Eishockey
Adler Mannheim muss Flügel ausfahren

Trainer Greg Ireland (Bild) ist bei Adler Mannheim vor Wochenfrist gefeuert worden. Der DEL-Meister bangt um das Erreichen zumindest der Pre-Play-offs. Bild: dpa

Hannover. Trainerwechsel, neue Spieler, Kampfansagen: Die Clubs der Deutschen Eishockey-Liga rüsten sich für den spannendsten Vorrunden-Endspurt seit langem. Wenn die DEL am Freitag nach der Spielpause den Endspurt der letzten acht Vorrunden-Spieltage einläutet, hat noch kein einziges Team die Playoff-Teilnahme sicher. Zwölf von 14 Clubs kämpfen noch um die Titel-Chance.

Vor allem für Champion Adler Mannheim steht viel auf dem Spiel. "Wir stehen unterm Play-off-Strich, dies kann möglicherweise sogar bedeuten, dass wir nicht einmal die Pre-Play-offs erreichen.
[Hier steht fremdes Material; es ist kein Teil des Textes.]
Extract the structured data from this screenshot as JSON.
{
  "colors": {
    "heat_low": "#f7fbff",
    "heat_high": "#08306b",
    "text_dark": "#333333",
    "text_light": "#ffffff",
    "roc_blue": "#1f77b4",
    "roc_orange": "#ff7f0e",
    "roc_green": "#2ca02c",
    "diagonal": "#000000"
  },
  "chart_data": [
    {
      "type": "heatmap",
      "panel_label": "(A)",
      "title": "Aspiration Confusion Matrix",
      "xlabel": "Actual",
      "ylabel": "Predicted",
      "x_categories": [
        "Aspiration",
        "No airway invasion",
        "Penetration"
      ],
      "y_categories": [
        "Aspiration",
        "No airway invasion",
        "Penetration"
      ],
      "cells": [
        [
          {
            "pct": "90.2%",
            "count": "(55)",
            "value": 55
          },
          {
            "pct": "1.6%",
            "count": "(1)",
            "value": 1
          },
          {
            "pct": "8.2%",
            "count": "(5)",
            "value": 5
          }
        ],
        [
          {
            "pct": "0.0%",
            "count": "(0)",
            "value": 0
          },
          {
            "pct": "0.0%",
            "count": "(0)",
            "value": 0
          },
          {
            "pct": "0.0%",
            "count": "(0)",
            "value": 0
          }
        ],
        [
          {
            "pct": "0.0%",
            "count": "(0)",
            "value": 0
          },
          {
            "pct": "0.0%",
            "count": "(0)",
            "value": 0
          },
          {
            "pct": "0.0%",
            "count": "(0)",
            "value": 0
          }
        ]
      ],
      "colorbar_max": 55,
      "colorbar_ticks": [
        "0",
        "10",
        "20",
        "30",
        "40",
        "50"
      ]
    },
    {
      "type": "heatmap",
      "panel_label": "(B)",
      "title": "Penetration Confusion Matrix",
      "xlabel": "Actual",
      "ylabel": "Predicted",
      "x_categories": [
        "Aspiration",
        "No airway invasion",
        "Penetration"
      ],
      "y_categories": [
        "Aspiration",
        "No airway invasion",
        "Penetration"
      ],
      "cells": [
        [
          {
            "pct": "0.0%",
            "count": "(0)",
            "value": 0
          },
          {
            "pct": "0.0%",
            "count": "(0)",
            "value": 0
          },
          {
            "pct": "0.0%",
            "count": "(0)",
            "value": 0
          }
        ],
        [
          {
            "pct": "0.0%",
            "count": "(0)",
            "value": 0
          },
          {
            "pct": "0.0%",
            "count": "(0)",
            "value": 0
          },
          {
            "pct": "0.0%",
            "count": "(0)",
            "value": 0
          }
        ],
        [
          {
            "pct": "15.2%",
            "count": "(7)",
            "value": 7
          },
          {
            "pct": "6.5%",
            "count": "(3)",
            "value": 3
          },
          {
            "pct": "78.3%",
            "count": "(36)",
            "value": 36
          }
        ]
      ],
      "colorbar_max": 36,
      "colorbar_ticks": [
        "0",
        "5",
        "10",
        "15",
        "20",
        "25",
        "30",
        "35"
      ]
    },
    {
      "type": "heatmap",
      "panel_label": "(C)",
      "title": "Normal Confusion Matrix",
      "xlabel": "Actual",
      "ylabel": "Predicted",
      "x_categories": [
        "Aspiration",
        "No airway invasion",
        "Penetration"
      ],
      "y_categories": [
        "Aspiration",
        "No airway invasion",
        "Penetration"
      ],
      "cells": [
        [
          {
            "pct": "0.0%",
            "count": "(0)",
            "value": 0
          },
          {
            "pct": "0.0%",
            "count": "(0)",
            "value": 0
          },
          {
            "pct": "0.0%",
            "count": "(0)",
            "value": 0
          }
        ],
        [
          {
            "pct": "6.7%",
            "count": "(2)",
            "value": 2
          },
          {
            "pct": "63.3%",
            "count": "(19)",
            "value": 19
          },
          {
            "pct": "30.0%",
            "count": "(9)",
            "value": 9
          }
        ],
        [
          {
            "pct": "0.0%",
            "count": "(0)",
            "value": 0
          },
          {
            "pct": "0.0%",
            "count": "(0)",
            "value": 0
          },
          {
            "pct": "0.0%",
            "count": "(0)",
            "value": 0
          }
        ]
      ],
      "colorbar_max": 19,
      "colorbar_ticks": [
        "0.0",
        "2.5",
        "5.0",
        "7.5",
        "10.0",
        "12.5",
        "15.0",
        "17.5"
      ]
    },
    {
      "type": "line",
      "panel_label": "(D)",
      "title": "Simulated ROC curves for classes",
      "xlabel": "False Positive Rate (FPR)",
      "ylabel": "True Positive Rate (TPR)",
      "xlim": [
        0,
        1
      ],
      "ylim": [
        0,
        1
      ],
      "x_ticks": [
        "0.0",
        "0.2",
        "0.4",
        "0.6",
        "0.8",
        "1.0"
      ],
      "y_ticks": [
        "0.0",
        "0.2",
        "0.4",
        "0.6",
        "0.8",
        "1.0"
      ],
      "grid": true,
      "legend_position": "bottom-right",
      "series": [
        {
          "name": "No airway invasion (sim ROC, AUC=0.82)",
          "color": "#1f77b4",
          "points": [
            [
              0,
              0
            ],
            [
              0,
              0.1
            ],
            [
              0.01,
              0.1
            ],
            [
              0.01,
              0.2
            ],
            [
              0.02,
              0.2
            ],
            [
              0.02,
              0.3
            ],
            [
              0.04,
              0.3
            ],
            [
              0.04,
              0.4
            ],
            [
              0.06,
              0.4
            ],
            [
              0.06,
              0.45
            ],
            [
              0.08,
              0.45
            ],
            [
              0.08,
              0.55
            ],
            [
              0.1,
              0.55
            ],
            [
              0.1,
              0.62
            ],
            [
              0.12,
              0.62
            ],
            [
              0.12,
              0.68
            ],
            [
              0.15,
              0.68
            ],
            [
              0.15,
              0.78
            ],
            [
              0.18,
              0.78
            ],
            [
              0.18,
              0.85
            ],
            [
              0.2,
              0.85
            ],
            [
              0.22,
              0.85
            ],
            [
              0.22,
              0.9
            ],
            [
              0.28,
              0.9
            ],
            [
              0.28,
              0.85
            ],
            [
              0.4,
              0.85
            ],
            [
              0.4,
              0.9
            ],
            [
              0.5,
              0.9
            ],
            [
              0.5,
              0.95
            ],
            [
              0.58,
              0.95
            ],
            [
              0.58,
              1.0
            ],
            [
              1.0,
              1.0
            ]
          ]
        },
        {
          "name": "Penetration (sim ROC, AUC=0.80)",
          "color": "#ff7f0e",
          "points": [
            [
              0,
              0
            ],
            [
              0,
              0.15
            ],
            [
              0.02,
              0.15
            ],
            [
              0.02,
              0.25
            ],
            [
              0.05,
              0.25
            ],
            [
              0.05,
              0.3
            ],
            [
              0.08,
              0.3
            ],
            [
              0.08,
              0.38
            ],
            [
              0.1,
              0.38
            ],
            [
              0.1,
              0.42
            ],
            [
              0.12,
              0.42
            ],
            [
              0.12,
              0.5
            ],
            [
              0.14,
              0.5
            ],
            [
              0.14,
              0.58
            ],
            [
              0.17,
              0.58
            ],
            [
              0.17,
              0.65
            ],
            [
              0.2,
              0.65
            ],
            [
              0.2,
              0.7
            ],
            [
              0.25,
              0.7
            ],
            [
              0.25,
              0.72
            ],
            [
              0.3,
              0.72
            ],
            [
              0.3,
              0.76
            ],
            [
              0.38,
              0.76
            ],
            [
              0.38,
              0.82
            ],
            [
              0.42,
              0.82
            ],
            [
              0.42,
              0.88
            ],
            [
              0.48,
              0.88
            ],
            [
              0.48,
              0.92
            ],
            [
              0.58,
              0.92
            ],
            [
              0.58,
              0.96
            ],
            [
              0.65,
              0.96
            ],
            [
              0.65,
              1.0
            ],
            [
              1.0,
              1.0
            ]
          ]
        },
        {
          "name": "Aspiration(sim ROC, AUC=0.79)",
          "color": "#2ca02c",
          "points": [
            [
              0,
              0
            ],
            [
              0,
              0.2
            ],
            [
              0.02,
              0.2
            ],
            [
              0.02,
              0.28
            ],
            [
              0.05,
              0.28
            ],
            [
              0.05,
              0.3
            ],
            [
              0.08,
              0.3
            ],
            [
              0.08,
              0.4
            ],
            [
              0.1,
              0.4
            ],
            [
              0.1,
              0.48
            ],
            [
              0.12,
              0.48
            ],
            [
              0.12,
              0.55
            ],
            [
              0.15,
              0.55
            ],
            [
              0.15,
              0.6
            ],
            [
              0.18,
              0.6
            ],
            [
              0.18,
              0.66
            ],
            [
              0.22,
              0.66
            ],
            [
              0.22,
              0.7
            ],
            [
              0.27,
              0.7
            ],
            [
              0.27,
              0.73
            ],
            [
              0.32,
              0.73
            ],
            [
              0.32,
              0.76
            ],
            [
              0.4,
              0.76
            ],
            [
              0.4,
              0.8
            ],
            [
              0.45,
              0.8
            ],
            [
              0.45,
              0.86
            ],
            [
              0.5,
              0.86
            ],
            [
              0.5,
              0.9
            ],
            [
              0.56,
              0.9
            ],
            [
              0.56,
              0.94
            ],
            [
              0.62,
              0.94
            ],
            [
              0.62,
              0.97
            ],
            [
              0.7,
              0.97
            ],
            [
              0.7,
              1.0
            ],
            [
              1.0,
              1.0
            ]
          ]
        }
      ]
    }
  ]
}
Mit unserer Mannschaft ist das ein absolutes Unding", schimpfte Adler-Geschäftsführer Daniel Hopp vor dem Derby am Freitag in Schwenningen und wechselte in der Pause kurzerhand den Trainer: Der ungeliebte Greg Ireland musste gehen.

Mit dem bisherigen Assistenten Craig Woodcroft will der Meister nun noch einmal angreifen und die Chance auf die Titelverteidigung wahren. Auf Platz sechs (Wolfsburg), der zur Viertelfinal-Teilnahme sicher reichen würde, haben die Adler bereits sieben Zähler Rückstand. Damit müsste Mannheim zunächst in die Pre-Play-offs (Platz 7-10). Ähnliches droht Vize-Meister Ingolstadt (11./61 Punkte), Ex-Champion Köln (9./62) und den Hamburg Freezers (10./62). Die Außenseiter Straubing (8./63) und Augsburg (12./61) könnten die Saison zweier DEL-Schwergewichte früher als erwartet beenden.

Berlin setzt Zeichen


Selbst Tabellenführer Eisbären Berlin (80 Punkte) will vor dem Gastspiel am Freitag beim Sechsten Wolfsburg noch nicht für das Play-off-Viertelfinale planen. "Wir müssen auch auf die Pre-Play-offs vorbereitet sein", sagte Eisbären-Coach Uwe Krupp. Angesichts von 14 Zählern Vorsprung auf Rang sieben klingt dies freilich ein wenig albern, auch wenn der wiedererstarkte Ex-Meister nur noch drei Heimspiele in der Vorrunde hat. Mit der Verpflichtung des NHL-erfahrenen slowakischen Nationalverteidigers Milan Jurcina für den Schlussspurt setzte Berlin noch einmal ein deutliches Zeichen.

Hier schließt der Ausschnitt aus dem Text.